Sotheby's is offering a transcript of The Battle Hymn of the Republic handwritten by its author, Julia Ward Howe.
The celebrated anthem was originally published in the Atlantic Monthly in 1862.
The transcript features stunning illustrations by 19th century artist Charles M Jenckes, and is the only one of Howe's three handwritten examples to be "illuminated".
It's valued at up to $50,000 ahead of Sotheby's January 17 Printed Americana sale.
The lyrics are sung to the tune of John Brown’s Body, a union marching song that commemorates the abolitionist John Brown.
Brown, and a handful of other freed slaves, launched a daring and fatal raid on a confederate armoury in Harpers Ferry, West Virginia.

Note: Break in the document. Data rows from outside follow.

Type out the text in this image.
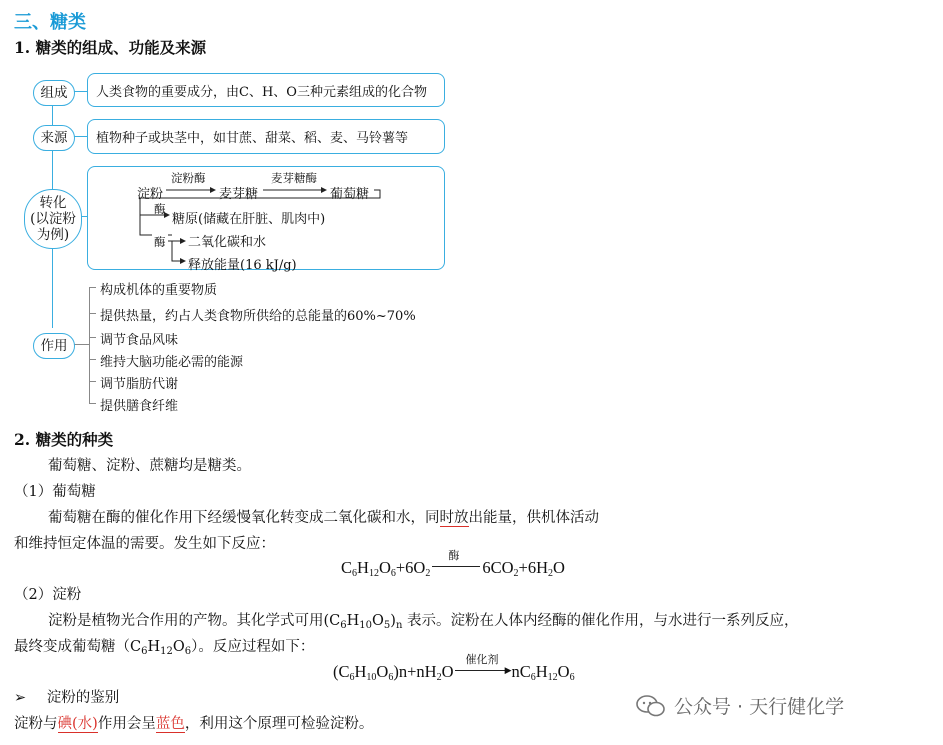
三、糖类
1. 糖类的组成、功能及来源
组成
来源
转化
(以淀粉
为例)
作用
人类食物的重要成分，由C、H、O三种元素组成的化合物
植物种子或块茎中，如甘蔗、甜菜、稻、麦、马铃薯等
淀粉
淀粉酶
麦芽糖
麦芽糖酶
葡萄糖
酶
糖原(储藏在肝脏、肌肉中)
酶 二氧化碳和水
释放能量(16 kJ/g)
构成机体的重要物质
提供热量，约占人类食物所供给的总能量的60%~70%
调节食品风味
维持大脑功能必需的能源
调节脂肪代谢
提供膳食纤维
2. 糖类的种类
葡萄糖、淀粉、蔗糖均是糖类。
（1）葡萄糖
葡萄糖在酶的催化作用下经缓慢氧化转变成二氧化碳和水，同时放出能量，供机体活动
和维持恒定体温的需要。发生如下反应：
$C_6H_{12}O_6+6O_2$
酶
$6CO_2+6H_2O$
（2）淀粉
淀粉是植物光合作用的产物。其化学式可用$(C_6H_{10}O_5)_n$ 表示。淀粉在人体内经酶的催化作用，与水进行一系列反应，
最终变成葡萄糖$(C_6H_{12}O_6)$。反应过程如下：
$(C_6H_{10}O_6)n+nH_2O$
催化剂
▶ $nC_6H_{12}O_6$
➢ 淀粉的鉴别
淀粉与碘(水)作用会呈蓝色，利用这个原理可检验淀粉。
公众号 · 天行健化学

This is the only illustrated example of Howe's text
Howe was visiting a union camp with her husband, Dr S G Howe, when they overheard the tune. A friend suggested she try to fit some new words to it.
Howe explained how the lyrics came to her while asleep that night: “In spite of the excitement of the day I went to bed and slept as usual, but awoke next morning in the gray of the early dawn, and to my astonishment found that the wished-for lines were arranging themselves in my brain.
"I lay quite still until the last verse had completed itself in my thoughts...
“I lay down again and fell asleep, but not without feeling that something of importance had happened to me."
The song would become the most stirring anthem of the civil war.
A century later, it was co-opted by civil rights activists in their struggle for equal rights.
Most famously Martin Luther King finished his legendary final sermon (I’ve Been to the Mountaintop) in Tennesse in 1968 in Alabama with the song’s opening line “Mine eyes have seen the glory of the coming of the Lord.”